A Operação Iríneas reuniu Polícia Civil, Polícia Militar e Agepen (Agência Estadual de Administração do Sistema Penitenciário), além do Gaeco (Grupo de Atuação Especial de Combate ao Crime Organizado).

Segundo a Sejusp (Secretaria Estadual de Justiça e Segurança Pública de MS), 11 quilos de maconha, meio quilo de pasta base e um revólver calibre 38 também foram apreendidos.

O foco da operação, realizada em conjunto com a Secretaria de Segurança Pública de São Paulo, foi identificar e combater facções criminosas que atuam nos presídios dos dois estados.

Em MS, o alvo foram as penitenciárias de Campo Grande, Dourados e Três Lagoas, mas foram cumpridos mandados de prisão ainda em Mundo Novo, Ribas do Rio Pardo e Paranaíba.

Embora não tenha sido afirmado claramente pelos representantes dos órgãos que participaram da operação, o alvo principal foi o Primeiro Comando da Capital-PCC. “Não queremos fazer apologia a este ou aquele grupo, mas sim fazer o combate a todos os grupos organizados que existem nos presídios”, afirmou o representante do Gaeco.

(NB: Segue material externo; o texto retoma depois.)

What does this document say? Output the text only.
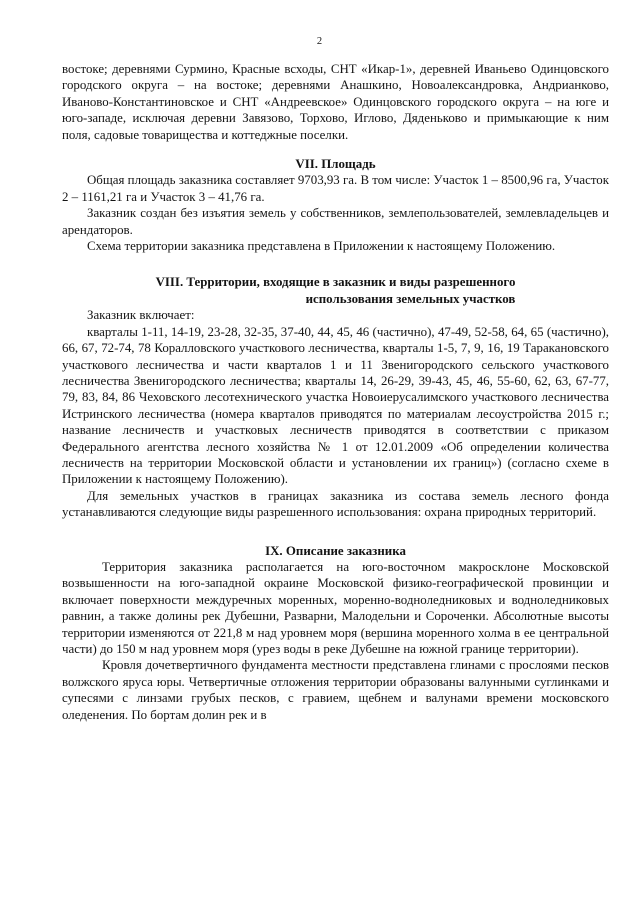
2

востоке; деревнями Сурмино, Красные всходы, СНТ «Икар-1», деревней Иваньево Одинцовского городского округа – на востоке; деревнями Анашкино, Новоалександровка, Андрианково, Иваново-Константиновское и СНТ «Андреевское» Одинцовского городского округа – на юге и юго-западе, исключая деревни Завязово, Торхово, Иглово, Дяденьково и примыкающие к ним поля, садовые товарищества и коттеджные поселки.

VII. Площадь

Общая площадь заказника составляет 9703,93 га. В том числе: Участок 1 – 8500,96 га, Участок 2 – 1161,21 га и Участок 3 – 41,76 га.

Заказник создан без изъятия земель у собственников, землепользователей, землевладельцев и арендаторов.

Схема территории заказника представлена в Приложении к настоящему Положению.

VIII. Территории, входящие в заказник и виды разрешенного
использования земельных участков

Заказник включает:

кварталы 1-11, 14-19, 23-28, 32-35, 37-40, 44, 45, 46 (частично), 47-49, 52-58, 64, 65 (частично), 66, 67, 72-74, 78 Коралловского участкового лесничества, кварталы 1-5, 7, 9, 16, 19 Таракановского участкового лесничества и части кварталов 1 и 11 Звенигородского сельского участкового лесничества Звенигородского лесничества; кварталы 14, 26-29, 39-43, 45, 46, 55-60, 62, 63, 67-77, 79, 83, 84, 86 Чеховского лесотехнического участка Новоиерусалимского участкового лесничества Истринского лесничества (номера кварталов приводятся по материалам лесоустройства 2015 г.; название лесничеств и участковых лесничеств приводятся в соответствии с приказом Федерального агентства лесного хозяйства № 1 от 12.01.2009 «Об определении количества лесничеств на территории Московской области и установлении их границ») (согласно схеме в Приложении к настоящему Положению).

Для земельных участков в границах заказника из состава земель лесного фонда устанавливаются следующие виды разрешенного использования: охрана природных территорий.

IX. Описание заказника

Территория заказника располагается на юго-восточном макросклоне Московской возвышенности на юго-западной окраине Московской физико-географической провинции и включает поверхности междуречных моренных, моренно-водноледниковых и водноледниковых равнин, а также долины рек Дубешни, Разварни, Малодельни и Сороченки. Абсолютные высоты территории изменяются от 221,8 м над уровнем моря (вершина моренного холма в ее центральной части) до 150 м над уровнем моря (урез воды в реке Дубешне на южной границе территории).

Кровля дочетвертичного фундамента местности представлена глинами с прослоями песков волжского яруса юры. Четвертичные отложения территории образованы валунными суглинками и супесями с линзами грубых песков, с гравием, щебнем и валунами времени московского оледенения. По бортам долин рек и в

Por seu turno, o Secretário de Justiça e Segurança Pública, Vantuir Jacini, afirmou que a operação de hoje está sendo um sucesso devido ao trabalho de inteligência desenvolvido, tanto pela Polícia Militar quanto pela Agepen.

“A cabeça humana é criativa e eles utilizam de todos os artifícios para tentar burlar a segurança. São bolos, chinelos e como foi noticiado, em São Paulo utilizam até pombos correios para levarem celulares para dentro dos presídios. É um trabalho constante de investigação que fazemos para evitar problemas maiores”, afirmou o secretário.

O diretor presidente da Agepen, Deusdete Oliveira deixou claro que o trabalho é árduo para o controle, pois a população carcerária do Estado, atualmente, é de 12.400 presos.

Dentre os presos investigados, foram identificados seis com forte liderança sobre os demais e estes foram transferidos do local onde estavam e alguns deles, até mesmo para o presídio federal. O destino e os nomes foram mantidos em sigilo.

Os presos que foram alvo de novos mandados de prisão, responderão agora pelo crime de pertencerem a organizações criminosas. Além de perderem benefícios, como indulto de Natal e outros, poderão ter a pena ampliada.